Flash Index makes first increase since COVID-19 triggered an economic downturn

July 1, 2020

Flash Index makes first increase since COVID-19 triggered an economic downturn


The U of I Flash Index registered a modest gain in June to 93.1 from its 92.8 level in May. This is the first increase since the COVID-19-induced recession began in February of this year, but the index remains short of the 100-dividing line between growth and decline.

The National Bureau of Economic Research moved the fastest it ever has to officially name the downturn a recession, indicating the precipitousness of the impact of the virus. The index is far below its pre-recession level of 105.7 in February.

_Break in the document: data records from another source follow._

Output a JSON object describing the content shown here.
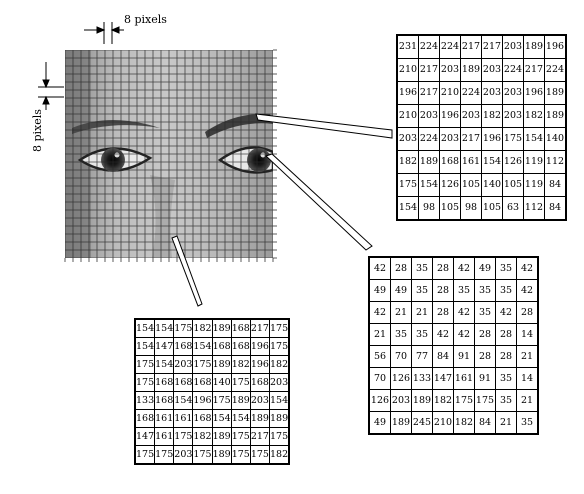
{
  "labels": {
    "horizontal_spacing": "8 pixels",
    "vertical_spacing": "8 pixels"
  },
  "blocks": [
    {
      "id": "eyebrow",
      "rows": [
        [
          231,
          224,
          224,
          217,
          217,
          203,
          189,
          196
        ],
        [
          210,
          217,
          203,
          189,
          203,
          224,
          217,
          224
        ],
        [
          196,
          217,
          210,
          224,
          203,
          203,
          196,
          189
        ],
        [
          210,
          203,
          196,
          203,
          182,
          203,
          182,
          189
        ],
        [
          203,
          224,
          203,
          217,
          196,
          175,
          154,
          140
        ],
        [
          182,
          189,
          168,
          161,
          154,
          126,
          119,
          112
        ],
        [
          175,
          154,
          126,
          105,
          140,
          105,
          119,
          84
        ],
        [
          154,
          98,
          105,
          98,
          105,
          63,
          112,
          84
        ]
      ]
    },
    {
      "id": "eye",
      "rows": [
        [
          42,
          28,
          35,
          28,
          42,
          49,
          35,
          42
        ],
        [
          49,
          49,
          35,
          28,
          35,
          35,
          35,
          42
        ],
        [
          42,
          21,
          21,
          28,
          42,
          35,
          42,
          28
        ],
        [
          21,
          35,
          35,
          42,
          42,
          28,
          28,
          14
        ],
        [
          56,
          70,
          77,
          84,
          91,
          28,
          28,
          21
        ],
        [
          70,
          126,
          133,
          147,
          161,
          91,
          35,
          14
        ],
        [
          126,
          203,
          189,
          182,
          175,
          175,
          35,
          21
        ],
        [
          49,
          189,
          245,
          210,
          182,
          84,
          21,
          35
        ]
      ]
    },
    {
      "id": "cheek",
      "rows": [
        [
          154,
          154,
          175,
          182,
          189,
          168,
          217,
          175
        ],
        [
          154,
          147,
          168,
          154,
          168,
          168,
          196,
          175
        ],
        [
          175,
          154,
          203,
          175,
          189,
          182,
          196,
          182
        ],
        [
          175,
          168,
          168,
          168,
          140,
          175,
          168,
          203
        ],
        [
          133,
          168,
          154,
          196,
          175,
          189,
          203,
          154
        ],
        [
          168,
          161,
          161,
          168,
          154,
          154,
          189,
          189
        ],
        [
          147,
          161,
          175,
          182,
          189,
          175,
          217,
          175
        ],
        [
          175,
          175,
          203,
          175,
          189,
          175,
          175,
          182
        ]
      ]
    }
  ]
}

“While it is good news that the decline of the index has stopped, the national and Illinois economies face continued uncertainty with both upside and downside shocks possible depending on the spread of the virus and the reopening process,” said University of Illinois economist J. Fred Giertz, who compiles the monthly index for the Institute of Government and Public Affairs. Giertz said there are unanswered questions. “Is the decline really over? What will be the speed of the recovery? This obviously depends in large part on the containment of the virus.”

There are some hopeful signs including the strength of equity markets and the modest decline in the unemployment rate from 17.2% to 15.2% in Illinois. The impact on Illinois appears more severe than the national average with the state’s rate exceeding the national rate by 1.9 percentage points compared to virtual equality in February.

In June, individual income receipts were up compared to last year, likely because of the change in the federal and state filing deadline. Corporate and sales tax receipts were down.

The Flash Index is normally a weighted average of Illinois growth rates in corporate earnings, consumer spending and personal income as estimated from receipts for corporate income, individual income and retail sales taxes. These are adjusted for inflation before growth rates are calculated. The growth rate for each component is then calculated for the 12-month period using data through June 30, 2020.

For the last four months, several ad hoc adjustments were made to deal with the timing of the tax receipts resulting from state and federal changes in payment dates that were made to lessen the impact of the closures.